“These women can be weeks and months of bending over and feeling that pain."
Founded by Melbourne-based chiropractor Liz Baker, the organisation has donated 2.5 million bras since its inception in 2005.
The tub placed outside Ms Donaldson’s home is just one of 200 drop-off points around the country.
The underwear is then shipped to over 20 countries, including the Pacific Islands, South East Asia, Africa and Australia where the garments are expensive or unavailable.
Ms Donaldson opened up her home as a collection point after realising there were none in her area of the Blue Mountains.
“After having my first child my bra size changed and I had some really good quality bras, still in great condition and looked up to see if there was somewhere to take bras as a donation,” she said.
In a statement from the Uplift Project, Ms Baker said: “Most Aussie women have one bra in the drawer that isn’t comfortable. It is too expensive to throw away, and the op shop don’t want it. These bras flood in. Businesses have excess stock."
Once donated Ms Donaldson’s job is to separate the donated bras into size and type, according to the needs of the women in each receiving country.
Source: Rhiannon Donaldson
“Sports bras will be sent to sports teams that are third-world, smaller cups might go to the Philippines where women are smaller in structure, whereas larger bras go to Africa or Pacific islands,” she said.
Having access to a bra can drastically improve the lives of some younger women in countries such as Papua New Guinea, Solomons and Fiji, who report wearing up to three t-shirts under a school uniform to disguise breasts.
“Things that we take for granted. Playing sport it does do damage to your breast tissue, you’re running around and they’re going everywhere,” Ms Donaldson said.

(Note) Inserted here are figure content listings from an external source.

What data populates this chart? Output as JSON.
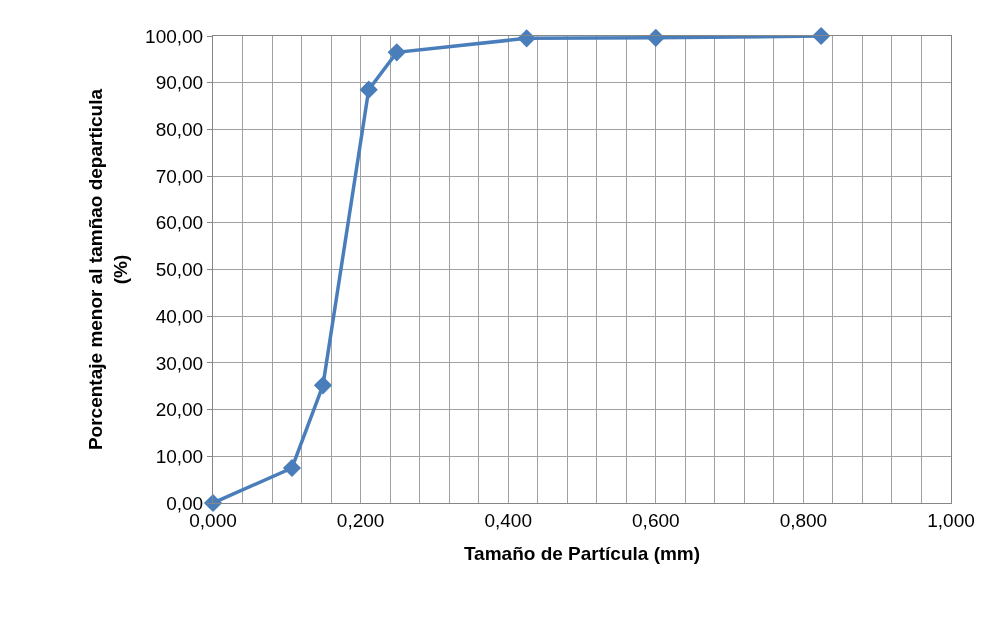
{
  "chart_data": {
    "type": "line",
    "xlabel": "Tamaño de Partícula (mm)",
    "ylabel": "Porcentaje menor al tamñao departicula\n(%)",
    "x": [
      0.0,
      0.107,
      0.149,
      0.211,
      0.249,
      0.425,
      0.6,
      0.824
    ],
    "series": [
      {
        "color": "#4a7ebb",
        "values": [
          0.0,
          7.5,
          25.2,
          88.5,
          96.5,
          99.5,
          99.6,
          100.0
        ]
      }
    ],
    "xlim": [
      0,
      1
    ],
    "xticks": [
      {
        "value": 0,
        "label": "0,000"
      },
      {
        "value": 0.04,
        "label": null
      },
      {
        "value": 0.08,
        "label": null
      },
      {
        "value": 0.12,
        "label": null
      },
      {
        "value": 0.16,
        "label": null
      },
      {
        "value": 0.2,
        "label": "0,200"
      },
      {
        "value": 0.24,
        "label": null
      },
      {
        "value": 0.28,
        "label": null
      },
      {
        "value": 0.32,
        "label": null
      },
      {
        "value": 0.36,
        "label": null
      },
      {
        "value": 0.4,
        "label": "0,400"
      },
      {
        "value": 0.44,
        "label": null
      },
      {
        "value": 0.48,
        "label": null
      },
      {
        "value": 0.52,
        "label": null
      },
      {
        "value": 0.56,
        "label": null
      },
      {
        "value": 0.6,
        "label": "0,600"
      },
      {
        "value": 0.64,
        "label": null
      },
      {
        "value": 0.68,
        "label": null
      },
      {
        "value": 0.72,
        "label": null
      },
      {
        "value": 0.76,
        "label": null
      },
      {
        "value": 0.8,
        "label": "0,800"
      },
      {
        "value": 0.84,
        "label": null
      },
      {
        "value": 0.88,
        "label": null
      },
      {
        "value": 0.92,
        "label": null
      },
      {
        "value": 0.96,
        "label": null
      },
      {
        "value": 1,
        "label": "1,000"
      }
    ],
    "ylim": [
      0,
      100
    ],
    "yticks": [
      {
        "value": 0,
        "label": "0,00"
      },
      {
        "value": 10,
        "label": "10,00"
      },
      {
        "value": 20,
        "label": "20,00"
      },
      {
        "value": 30,
        "label": "30,00"
      },
      {
        "value": 40,
        "label": "40,00"
      },
      {
        "value": 50,
        "label": "50,00"
      },
      {
        "value": 60,
        "label": "60,00"
      },
      {
        "value": 70,
        "label": "70,00"
      },
      {
        "value": 80,
        "label": "80,00"
      },
      {
        "value": 90,
        "label": "90,00"
      },
      {
        "value": 100,
        "label": "100,00"
      }
    ],
    "grid": true,
    "legend": false,
    "marker": "diamond",
    "line_style": "solid"
  }
}
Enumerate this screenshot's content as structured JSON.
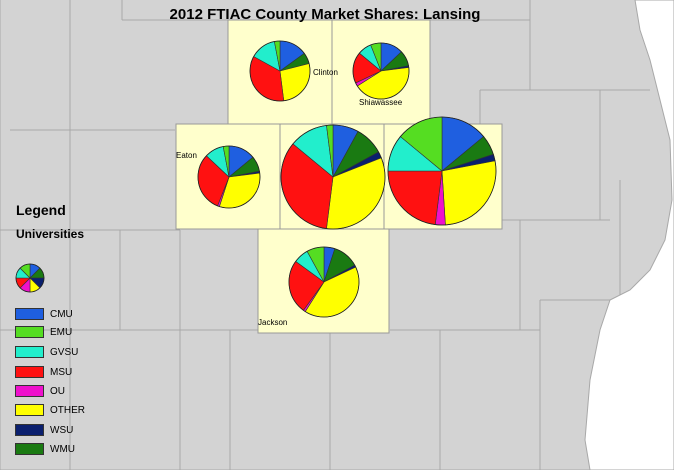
{
  "title": "2012 FTIAC County Market Shares: Lansing",
  "legend": {
    "title": "Legend",
    "subtitle": "Universities",
    "items": [
      {
        "label": "CMU",
        "color": "#1f5fe0"
      },
      {
        "label": "EMU",
        "color": "#55dd22"
      },
      {
        "label": "GVSU",
        "color": "#22eecc"
      },
      {
        "label": "MSU",
        "color": "#ff1111"
      },
      {
        "label": "OU",
        "color": "#ee11cc"
      },
      {
        "label": "OTHER",
        "color": "#ffff00"
      },
      {
        "label": "WSU",
        "color": "#0a1f6e"
      },
      {
        "label": "WMU",
        "color": "#1a7a12"
      }
    ]
  },
  "counties": [
    {
      "name": "Clinton",
      "shares": {
        "CMU": 15,
        "EMU": 3,
        "GVSU": 14,
        "MSU": 35,
        "OU": 0,
        "OTHER": 27,
        "WSU": 0,
        "WMU": 6
      }
    },
    {
      "name": "Shiawassee",
      "shares": {
        "CMU": 13,
        "EMU": 6,
        "GVSU": 8,
        "MSU": 18,
        "OU": 2,
        "OTHER": 43,
        "WSU": 1,
        "WMU": 9
      }
    },
    {
      "name": "Eaton",
      "shares": {
        "CMU": 14,
        "EMU": 3,
        "GVSU": 10,
        "MSU": 31,
        "OU": 1,
        "OTHER": 32,
        "WSU": 1,
        "WMU": 8
      }
    },
    {
      "name": "",
      "shares": {
        "CMU": 8,
        "EMU": 2,
        "GVSU": 12,
        "MSU": 34,
        "OU": 0,
        "OTHER": 33,
        "WSU": 2,
        "WMU": 9
      }
    },
    {
      "name": "",
      "shares": {
        "CMU": 14,
        "EMU": 14,
        "GVSU": 11,
        "MSU": 23,
        "OU": 3,
        "OTHER": 27,
        "WSU": 2,
        "WMU": 6
      }
    },
    {
      "name": "Jackson",
      "shares": {
        "CMU": 5,
        "EMU": 8,
        "GVSU": 7,
        "MSU": 25,
        "OU": 1,
        "OTHER": 41,
        "WSU": 1,
        "WMU": 12
      }
    }
  ]
}
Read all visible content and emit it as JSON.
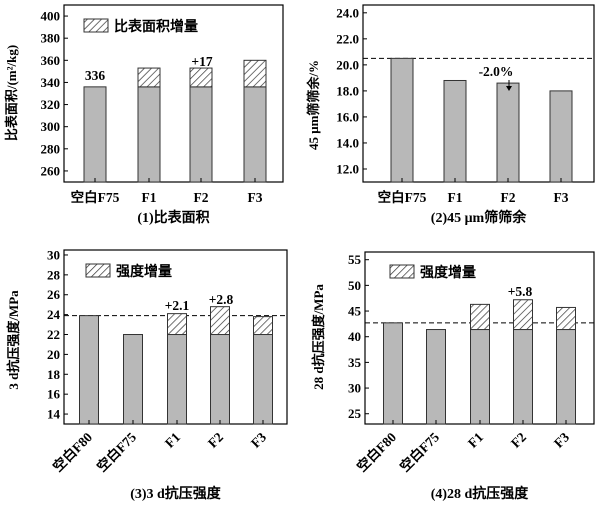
{
  "chart_data": [
    {
      "type": "bar",
      "caption": "(1)比表面积",
      "ylabel": "比表面积/(m²/kg)",
      "ylim": [
        250,
        410
      ],
      "yticks": [
        "260",
        "280",
        "300",
        "320",
        "340",
        "360",
        "380",
        "400"
      ],
      "categories": [
        "空白F75",
        "F1",
        "F2",
        "F3"
      ],
      "base_values": [
        336,
        336,
        336,
        336
      ],
      "increment_values": [
        0,
        17,
        17,
        24
      ],
      "legend": "比表面积增量",
      "annotations": [
        "336",
        "+17"
      ],
      "reference_line": null
    },
    {
      "type": "bar",
      "caption": "(2)45 μm筛筛余",
      "ylabel": "45 μm筛筛余/%",
      "ylim": [
        11,
        24.6
      ],
      "yticks": [
        "12.0",
        "14.0",
        "16.0",
        "18.0",
        "20.0",
        "22.0",
        "24.0"
      ],
      "categories": [
        "空白F75",
        "F1",
        "F2",
        "F3"
      ],
      "base_values": [
        20.5,
        18.8,
        18.6,
        18.0
      ],
      "increment_values": [
        0,
        0,
        0,
        0
      ],
      "legend": "",
      "annotations": [
        "-2.0%"
      ],
      "reference_line": 20.5
    },
    {
      "type": "bar",
      "caption": "(3)3 d抗压强度",
      "ylabel": "3 d抗压强度/MPa",
      "ylim": [
        13,
        30.5
      ],
      "yticks": [
        "14",
        "16",
        "18",
        "20",
        "22",
        "24",
        "26",
        "28",
        "30"
      ],
      "categories": [
        "空白F80",
        "空白F75",
        "F1",
        "F2",
        "F3"
      ],
      "base_values": [
        23.9,
        22.0,
        22.0,
        22.0,
        22.0
      ],
      "increment_values": [
        0,
        0,
        2.1,
        2.8,
        1.8
      ],
      "legend": "强度增量",
      "annotations": [
        "+2.1",
        "+2.8"
      ],
      "reference_line": 23.9
    },
    {
      "type": "bar",
      "caption": "(4)28 d抗压强度",
      "ylabel": "28 d抗压强度/MPa",
      "ylim": [
        23,
        56.5
      ],
      "yticks": [
        "25",
        "30",
        "35",
        "40",
        "45",
        "50",
        "55"
      ],
      "categories": [
        "空白F80",
        "空白F75",
        "F1",
        "F2",
        "F3"
      ],
      "base_values": [
        42.7,
        41.4,
        41.4,
        41.4,
        41.4
      ],
      "increment_values": [
        0,
        0,
        4.9,
        5.8,
        4.3
      ],
      "legend": "强度增量",
      "annotations": [
        "+5.8"
      ],
      "reference_line": 42.7
    }
  ],
  "colors": {
    "bar_fill": "#b8b8b8",
    "stroke": "#333333"
  }
}
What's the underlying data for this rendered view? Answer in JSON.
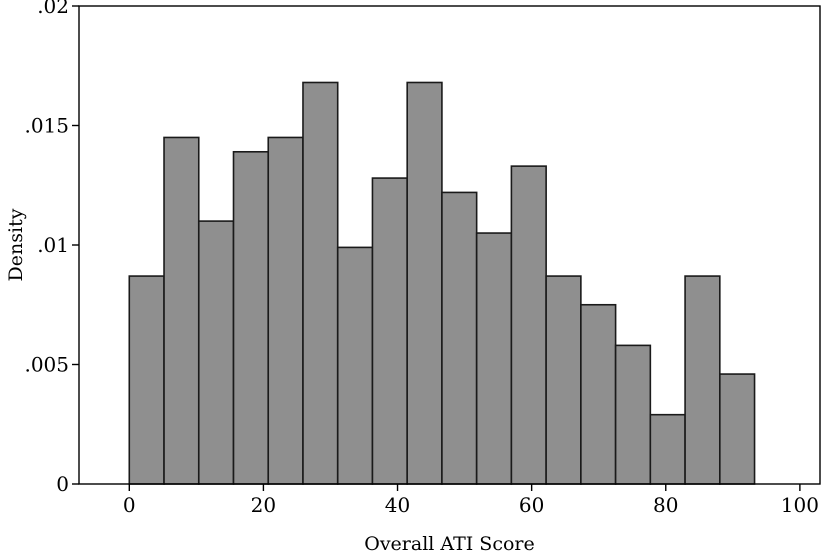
{
  "chart_data": {
    "type": "bar",
    "subtype": "histogram",
    "xlabel": "Overall ATI Score",
    "ylabel": "Density",
    "xlim": [
      -7.5,
      103
    ],
    "ylim": [
      0,
      0.02
    ],
    "xticks": [
      {
        "value": 0,
        "label": "0"
      },
      {
        "value": 20,
        "label": "20"
      },
      {
        "value": 40,
        "label": "40"
      },
      {
        "value": 60,
        "label": "60"
      },
      {
        "value": 80,
        "label": "80"
      },
      {
        "value": 100,
        "label": "100"
      }
    ],
    "yticks": [
      {
        "value": 0,
        "label": "0"
      },
      {
        "value": 0.005,
        "label": ".005"
      },
      {
        "value": 0.01,
        "label": ".01"
      },
      {
        "value": 0.015,
        "label": ".015"
      },
      {
        "value": 0.02,
        "label": ".02"
      }
    ],
    "bin_width": 5.18,
    "bin_edges": [
      0.0,
      5.18,
      10.36,
      15.54,
      20.72,
      25.9,
      31.08,
      36.26,
      41.44,
      46.62,
      51.8,
      56.98,
      62.16,
      67.34,
      72.52,
      77.7,
      82.88,
      88.06,
      93.24
    ],
    "values": [
      0.0087,
      0.0145,
      0.011,
      0.0139,
      0.0145,
      0.0168,
      0.0099,
      0.0128,
      0.0168,
      0.0122,
      0.0105,
      0.0133,
      0.0087,
      0.0075,
      0.0058,
      0.0029,
      0.0087,
      0.0046
    ],
    "grid": false,
    "colors": {
      "bar_fill": "#8f8f8f",
      "bar_edge": "#1a1a1a"
    }
  }
}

In July this year, the Project gifted sports bras to a PNG Salvation Army Netball team visiting Australia.
“Uplift has worked with several national sports teams from the developing world. Most team members A and B cup women. Beach volleyball is unpleasant without a bra, exercise for cardiovascular health is not likely,” Ms Baker said.
Source: Uplift Project Facebook
For other women, lack of reconstruction following surgery such as a mastectomy can have negative impacts on their life, preventing privacy a bra can afford.
Ms Donaldson said she values the mastectomy bras donated by women.
“Just to have one breast and nothing on the other side - you feel broken, you’re not complete,” she said.
“To be able to pass on something that will complete a woman is so valuable. That someone in Africa who has lived for years after losing a breast to cancer and then to finally get something to make them feel whole again as a woman. That’s really important and that’s what inspires me."
Ms Donaldson said the organisation is still facing financial challenges with shipment costs.
“It’s easy to collect bras and package them up, what’s not easy is shipping them,” she said.
“For our receiving organisation, distributing them is the challenge. It can take six to nine months for a small organisation to distribute that volume of stock.
“Our distributors make huge personal commitments to do this work. In extreme cases, bras have been backpacked over mountains and rowed tens of kilometres along coastlines”.
The dream is to open an Uplift Shop in capital cities that employ women from the sex trade or domestic violence, and give them work training and income during rehabilitation, a statement by Uplift Project said.